Methodologically, there is much heterogeneity in the model used to fit the scale: unidimensional, using two factors, and the bifactor model. The use of different models impacts the outcomes of the comparisons being made. Understandably, authors are more likely to select the model with the best fit before the likelihood of establishing measurement invariance is enhanced. A more specific focus on the ADHD symptom criteria using a two-dimensional or a bifactor model for consistency. In several studies in this systematic review, different scales incorporate multiple dimensions of other comorbid disorders or exclude some ADHD symptom criteria and/or HI altogether. There was a mixture of populations from across the world, both clinical and non-clinical, which is both a limitation and a strength of this review, particularly regarding teacher information.

In addition, using dependent and independent samples could have yielded slightly different results, for example, in Gomez, 2010 [40] regarding equivalency between mother and father ratings in independent samples. There is definite clinical value in using dependent samples, especially over time, as symptoms are being monitored repeatedly using scales and with the same teachers assessing the young people over time as they progress in a given school, for example.

Ultimately as complexity increases, there needs to be a way of amalgamating information. Clinicians triangulate information and assess impairment to arrive at a diagnostic conclusion informing treatment. According to Garcia-Rosales & Vitoratou et al. [11], parents and teachers appear to be providing fundamentally different types of information, which resonates with the experienced mental health practitioner. The algorithms provided by Valo & Tannock [67] may be a starting point to guide clinicians. There is a further need to develop literature around the combination of parental and teacher information using the ‘or’ (one given symptom criterion is endorsed by either parents or teachers) and ‘and’ (one given symptom criterion is endorsed by both parents and teachers) rules [67] so that the gap is bridged between research and day-to-day clinical practice where the amalgamation of the information is the norm.

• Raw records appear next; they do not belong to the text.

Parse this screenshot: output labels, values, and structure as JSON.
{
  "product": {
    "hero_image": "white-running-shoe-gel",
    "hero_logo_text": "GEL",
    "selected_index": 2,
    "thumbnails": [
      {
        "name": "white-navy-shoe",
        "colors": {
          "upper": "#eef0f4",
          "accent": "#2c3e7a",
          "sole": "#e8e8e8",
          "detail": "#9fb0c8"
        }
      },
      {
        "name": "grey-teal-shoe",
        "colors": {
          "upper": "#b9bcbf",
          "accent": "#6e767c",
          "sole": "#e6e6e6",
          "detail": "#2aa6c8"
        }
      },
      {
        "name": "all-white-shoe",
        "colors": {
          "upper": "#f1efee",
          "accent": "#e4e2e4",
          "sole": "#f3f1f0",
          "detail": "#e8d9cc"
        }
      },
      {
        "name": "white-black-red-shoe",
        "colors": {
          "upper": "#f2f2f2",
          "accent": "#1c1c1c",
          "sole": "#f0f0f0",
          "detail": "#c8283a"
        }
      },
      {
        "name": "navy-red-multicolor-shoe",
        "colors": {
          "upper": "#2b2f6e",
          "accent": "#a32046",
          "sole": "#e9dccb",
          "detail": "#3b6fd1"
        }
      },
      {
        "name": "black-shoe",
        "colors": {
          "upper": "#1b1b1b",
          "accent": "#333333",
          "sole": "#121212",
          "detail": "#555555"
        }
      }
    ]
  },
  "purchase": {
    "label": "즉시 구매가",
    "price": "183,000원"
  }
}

In the same way that the advances of statistics have enabled us to start answering the question of measurement invariance and non-invariance in different scales used in ADHD, the use of computer algorithms to pull various sources of information together might be the new frontier for the assessment, diagnosis and monitoring of ADHD. We might be at the inception of a staging model for ADHD, mirroring the model initially developed for cancer treatment [72], which subsequently inspired the one being developed for schizophrenia spectrum disorders [73, 74]. In cancer diagnosis, staging is critical in informing treatment and prognosis. The stages describe the extension of the cancer using the TNM staging system (T for tumour describing the size of the tumour, N for lymph nodes, and M for metastases. The staging directly informs of the treatment. The clinical staging model for psychosis spans stages 0 to 4; 0: at-risk asymptomatic; 1: would be non-specific symptoms or attenuated syndrome; 2: would be a full-threshold disorder, 3: recurrent and persistent illnesses, and 4: unremitting illnesses. These clinical characteristics would be combined with validated biomarkers [75]. Regarding ADHD, such a model could be conceived adjusting for co-morbidity, gender, age and informant regarding assessing the symptoms and potentially incorporating validated biomarkers. This hypothetical model would help index severity and address early the very frequent co-morbidity in ADHD early.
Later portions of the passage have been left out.